An Officers' Report going to the Executive on March 11th reveals some areas of strain in Brent's relationship with Quintain Estates, the major developer of the Wembley Regeneration Area.

The Council accept Quintain's claim that parts of the current Wembley Retail Park are shown as suitable for tall buildings but state that this is subject to an assessment of the impact of the buildings on views. On site W18 at the Wembley Retail Park,  Quintain  argue for higher density of development but Brent responds that "the indicative residential development capacity reflects the high proportion of family housing sought on this site (thus affecting the number of habitable rooms per unit), the domestic character (resulting in an 'urban' character rather than 'central') and the incorporation of the public space within this site."

Quintain object to the policy requirement that the development of the car park at York House (Site W9) should be relatively low rise and should include a substantial area of open space. Brent Council respond that there is still a deficit of open space in the area and the site provides scope for publicly accessible open space between buildings. 'Relatively low rise' reflects the high rise nature of York House and the need to provide good levels of sunlight in existing and new open spaces.

In line with apparent reservations on surrendering building land for open space, Quintain consider there is too much detail on the proposed park north of Engineers Way and particularly object to its East-West orientation.  Brent respond that this is fundamental to achieve an open aspect to 'what will be a densely developed area' and that the space would connect the proposed new primary school at Fulton Road,on the west side, to its catchment area in the residences to the east.

It appears that  Quintain's approach can be summarised as: build tall, build densely, and with limited open space.  Presumably this would extract more profit from their land acquisition. They go further in this statement which seems to threaten section 106 planning gains:
WEM36 and WEM38 set out requirements that major new development provides new open space and food growing facilities. Such exceptional provision, which also includes the provision of play space in WEM40 and wildlife enhancements inWEM41, will have an impact on viability and thus will have an impact on Section 106 obligations, after CIL.
Brent Council deal firmly with Quintain's objection to the provision of large food stores (over 2,000 sq m) being directed to Wembley High Road. The Council argue that this is essential to benefit the whole area and in order not to let the regeneration of the stadium area lead to a decline in the High Road. The argument is that new shops on the High Road between the junction with  Park Lane and Wembley Triangle will establish continuity between the older area and the new development.
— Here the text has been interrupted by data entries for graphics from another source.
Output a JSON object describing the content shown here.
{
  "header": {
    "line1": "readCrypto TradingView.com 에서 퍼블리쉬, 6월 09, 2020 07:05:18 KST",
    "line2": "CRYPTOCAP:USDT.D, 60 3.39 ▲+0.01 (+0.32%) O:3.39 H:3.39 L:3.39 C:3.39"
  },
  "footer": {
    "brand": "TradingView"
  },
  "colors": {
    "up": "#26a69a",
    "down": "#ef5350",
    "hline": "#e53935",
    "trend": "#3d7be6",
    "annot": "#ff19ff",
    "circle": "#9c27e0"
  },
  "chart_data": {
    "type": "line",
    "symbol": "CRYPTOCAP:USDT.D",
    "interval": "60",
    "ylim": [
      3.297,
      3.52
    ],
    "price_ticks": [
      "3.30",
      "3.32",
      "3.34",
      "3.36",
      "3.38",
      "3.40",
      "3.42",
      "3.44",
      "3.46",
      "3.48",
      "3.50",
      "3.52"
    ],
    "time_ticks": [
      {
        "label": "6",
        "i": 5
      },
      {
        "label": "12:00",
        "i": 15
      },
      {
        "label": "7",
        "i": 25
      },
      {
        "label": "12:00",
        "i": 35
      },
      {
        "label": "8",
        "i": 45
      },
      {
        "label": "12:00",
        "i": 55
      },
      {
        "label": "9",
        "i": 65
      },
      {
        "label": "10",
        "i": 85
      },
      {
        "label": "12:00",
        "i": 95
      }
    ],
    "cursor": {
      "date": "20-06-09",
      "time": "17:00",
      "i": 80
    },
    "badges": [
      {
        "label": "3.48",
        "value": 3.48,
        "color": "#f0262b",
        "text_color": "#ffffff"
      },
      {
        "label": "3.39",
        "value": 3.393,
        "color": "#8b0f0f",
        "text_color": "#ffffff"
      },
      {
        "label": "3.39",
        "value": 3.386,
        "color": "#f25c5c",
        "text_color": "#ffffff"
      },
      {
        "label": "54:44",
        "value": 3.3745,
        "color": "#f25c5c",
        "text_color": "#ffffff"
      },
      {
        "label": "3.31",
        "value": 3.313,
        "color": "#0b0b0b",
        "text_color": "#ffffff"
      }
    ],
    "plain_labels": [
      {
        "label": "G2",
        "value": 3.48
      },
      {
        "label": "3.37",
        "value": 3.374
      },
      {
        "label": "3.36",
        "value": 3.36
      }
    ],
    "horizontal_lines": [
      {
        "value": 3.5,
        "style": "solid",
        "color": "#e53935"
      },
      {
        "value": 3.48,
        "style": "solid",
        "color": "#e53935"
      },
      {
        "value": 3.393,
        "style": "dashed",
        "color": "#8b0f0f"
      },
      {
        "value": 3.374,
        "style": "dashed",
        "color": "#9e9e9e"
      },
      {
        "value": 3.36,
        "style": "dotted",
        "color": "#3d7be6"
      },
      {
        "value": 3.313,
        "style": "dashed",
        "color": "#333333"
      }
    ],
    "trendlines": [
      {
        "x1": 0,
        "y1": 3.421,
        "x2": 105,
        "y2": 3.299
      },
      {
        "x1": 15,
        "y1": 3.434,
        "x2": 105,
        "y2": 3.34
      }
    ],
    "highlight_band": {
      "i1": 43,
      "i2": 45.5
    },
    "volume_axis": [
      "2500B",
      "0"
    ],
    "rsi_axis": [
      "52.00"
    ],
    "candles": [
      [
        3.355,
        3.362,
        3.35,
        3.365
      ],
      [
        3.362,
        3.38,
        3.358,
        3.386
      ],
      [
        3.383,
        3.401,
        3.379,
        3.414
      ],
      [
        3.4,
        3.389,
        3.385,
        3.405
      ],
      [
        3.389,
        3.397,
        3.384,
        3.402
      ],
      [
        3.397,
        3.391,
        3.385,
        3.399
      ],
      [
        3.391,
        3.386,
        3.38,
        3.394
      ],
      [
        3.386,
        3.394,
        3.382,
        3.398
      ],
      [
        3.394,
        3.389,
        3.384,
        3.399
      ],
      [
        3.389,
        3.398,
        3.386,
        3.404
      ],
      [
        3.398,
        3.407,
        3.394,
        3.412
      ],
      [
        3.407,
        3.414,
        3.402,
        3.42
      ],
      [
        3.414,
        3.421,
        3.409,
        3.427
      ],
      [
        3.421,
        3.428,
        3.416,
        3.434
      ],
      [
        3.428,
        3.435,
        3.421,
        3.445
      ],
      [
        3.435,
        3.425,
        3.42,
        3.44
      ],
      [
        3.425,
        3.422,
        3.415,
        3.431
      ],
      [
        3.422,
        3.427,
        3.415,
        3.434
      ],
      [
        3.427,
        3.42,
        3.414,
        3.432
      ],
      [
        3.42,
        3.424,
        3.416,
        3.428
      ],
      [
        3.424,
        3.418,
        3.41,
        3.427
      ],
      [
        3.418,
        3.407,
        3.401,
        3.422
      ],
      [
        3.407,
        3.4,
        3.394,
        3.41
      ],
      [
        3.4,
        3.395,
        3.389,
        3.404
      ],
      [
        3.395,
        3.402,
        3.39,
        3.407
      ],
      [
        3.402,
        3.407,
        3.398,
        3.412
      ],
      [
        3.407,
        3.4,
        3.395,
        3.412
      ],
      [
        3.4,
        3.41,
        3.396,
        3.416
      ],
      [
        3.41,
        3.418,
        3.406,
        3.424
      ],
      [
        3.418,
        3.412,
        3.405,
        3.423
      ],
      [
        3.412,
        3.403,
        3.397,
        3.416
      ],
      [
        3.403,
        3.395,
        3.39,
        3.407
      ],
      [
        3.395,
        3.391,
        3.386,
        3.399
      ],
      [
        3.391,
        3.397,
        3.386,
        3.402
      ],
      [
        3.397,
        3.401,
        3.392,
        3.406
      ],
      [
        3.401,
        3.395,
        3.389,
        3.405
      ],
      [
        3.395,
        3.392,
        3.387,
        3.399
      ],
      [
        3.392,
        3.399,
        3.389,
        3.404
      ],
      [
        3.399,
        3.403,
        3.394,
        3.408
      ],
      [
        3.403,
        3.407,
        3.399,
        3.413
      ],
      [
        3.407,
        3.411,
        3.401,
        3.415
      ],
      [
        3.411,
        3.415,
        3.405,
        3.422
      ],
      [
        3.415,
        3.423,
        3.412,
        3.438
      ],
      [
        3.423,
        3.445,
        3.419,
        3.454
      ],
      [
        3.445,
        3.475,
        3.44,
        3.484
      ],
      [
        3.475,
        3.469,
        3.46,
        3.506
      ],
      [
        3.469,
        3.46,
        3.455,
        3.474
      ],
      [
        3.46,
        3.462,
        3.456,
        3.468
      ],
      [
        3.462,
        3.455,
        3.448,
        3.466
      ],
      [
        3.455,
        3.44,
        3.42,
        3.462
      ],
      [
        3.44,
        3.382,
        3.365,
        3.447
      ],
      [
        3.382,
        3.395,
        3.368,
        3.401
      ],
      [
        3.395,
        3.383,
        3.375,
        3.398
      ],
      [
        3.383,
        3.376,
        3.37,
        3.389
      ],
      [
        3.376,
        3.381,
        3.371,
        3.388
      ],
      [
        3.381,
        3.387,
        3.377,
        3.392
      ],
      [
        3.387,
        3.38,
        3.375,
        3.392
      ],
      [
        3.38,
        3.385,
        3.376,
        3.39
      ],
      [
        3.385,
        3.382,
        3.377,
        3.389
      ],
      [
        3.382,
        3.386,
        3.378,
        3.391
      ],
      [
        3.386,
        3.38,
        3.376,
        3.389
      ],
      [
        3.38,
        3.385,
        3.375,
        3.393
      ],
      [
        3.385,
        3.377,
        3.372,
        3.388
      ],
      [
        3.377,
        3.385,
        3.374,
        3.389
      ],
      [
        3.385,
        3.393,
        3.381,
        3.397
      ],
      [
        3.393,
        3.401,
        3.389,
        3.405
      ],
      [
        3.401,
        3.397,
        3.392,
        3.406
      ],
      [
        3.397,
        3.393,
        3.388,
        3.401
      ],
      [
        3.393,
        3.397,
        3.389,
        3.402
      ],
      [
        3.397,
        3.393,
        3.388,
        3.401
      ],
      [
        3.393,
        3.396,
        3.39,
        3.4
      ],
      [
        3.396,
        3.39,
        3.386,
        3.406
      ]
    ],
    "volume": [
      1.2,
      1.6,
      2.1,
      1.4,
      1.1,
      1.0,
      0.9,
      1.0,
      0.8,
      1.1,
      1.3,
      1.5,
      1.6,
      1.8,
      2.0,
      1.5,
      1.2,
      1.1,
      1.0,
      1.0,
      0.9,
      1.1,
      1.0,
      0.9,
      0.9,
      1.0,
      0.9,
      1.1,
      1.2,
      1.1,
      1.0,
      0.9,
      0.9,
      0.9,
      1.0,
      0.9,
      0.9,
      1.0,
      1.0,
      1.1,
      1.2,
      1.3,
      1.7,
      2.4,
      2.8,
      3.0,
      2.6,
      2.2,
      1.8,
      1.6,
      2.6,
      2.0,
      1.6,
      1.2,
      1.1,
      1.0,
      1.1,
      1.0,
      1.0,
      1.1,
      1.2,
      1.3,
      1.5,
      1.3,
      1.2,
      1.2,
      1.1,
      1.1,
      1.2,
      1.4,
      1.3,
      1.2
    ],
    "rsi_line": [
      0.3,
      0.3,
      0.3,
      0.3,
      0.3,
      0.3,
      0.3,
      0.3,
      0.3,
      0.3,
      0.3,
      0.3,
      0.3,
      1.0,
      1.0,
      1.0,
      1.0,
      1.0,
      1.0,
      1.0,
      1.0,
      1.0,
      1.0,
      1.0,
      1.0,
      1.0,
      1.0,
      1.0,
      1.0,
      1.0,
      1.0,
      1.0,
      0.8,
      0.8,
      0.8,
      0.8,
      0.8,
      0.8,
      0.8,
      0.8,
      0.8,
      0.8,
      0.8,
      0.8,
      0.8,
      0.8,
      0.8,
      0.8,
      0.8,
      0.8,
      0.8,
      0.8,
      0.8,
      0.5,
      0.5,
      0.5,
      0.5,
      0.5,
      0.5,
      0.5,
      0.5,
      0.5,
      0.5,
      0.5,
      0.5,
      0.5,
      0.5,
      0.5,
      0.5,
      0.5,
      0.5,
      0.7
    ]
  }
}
Quintain certainly seem to be on a loser with their objection to policy limiting the proportion of frontage in the town centre that can be occupied by hot food take-aways. The Council's robust response is that there is widespread support for such a policy, including from the GLA, and 'there can be adverse impacts on the health of the population from fast foods.'

There is much more in the Wembley Area Action Plan so I will return to other aspects later. You can access the documents by following this LINK to Item 8 of the Executive Agenda.

If you want to comment on the plan and some of the issues above, Consultation will start from 25th March 2013 and last for 6 weeks. It will be agreed by Full Council in June and planning inspectorate examination hearings will be held in October 2013 with adoption the following February.

1 comment:

Martin R said...

Yes, well I well remember the original Wembley Masterplan with all the wide open vistas between the buildings. Once Quintain had their foot in the door, they just changed the rules to suit themselves they did two things, 1) they reneged on their agreement to donate the Civic Centre site free of charge to Bren, thus increasing the cost to the Council Tax payers in interest charges (ie not cost neutral as trumpeted) and 2) they started to fill in all the gaps between the buildings. At last Brent is 'fighting back' ?!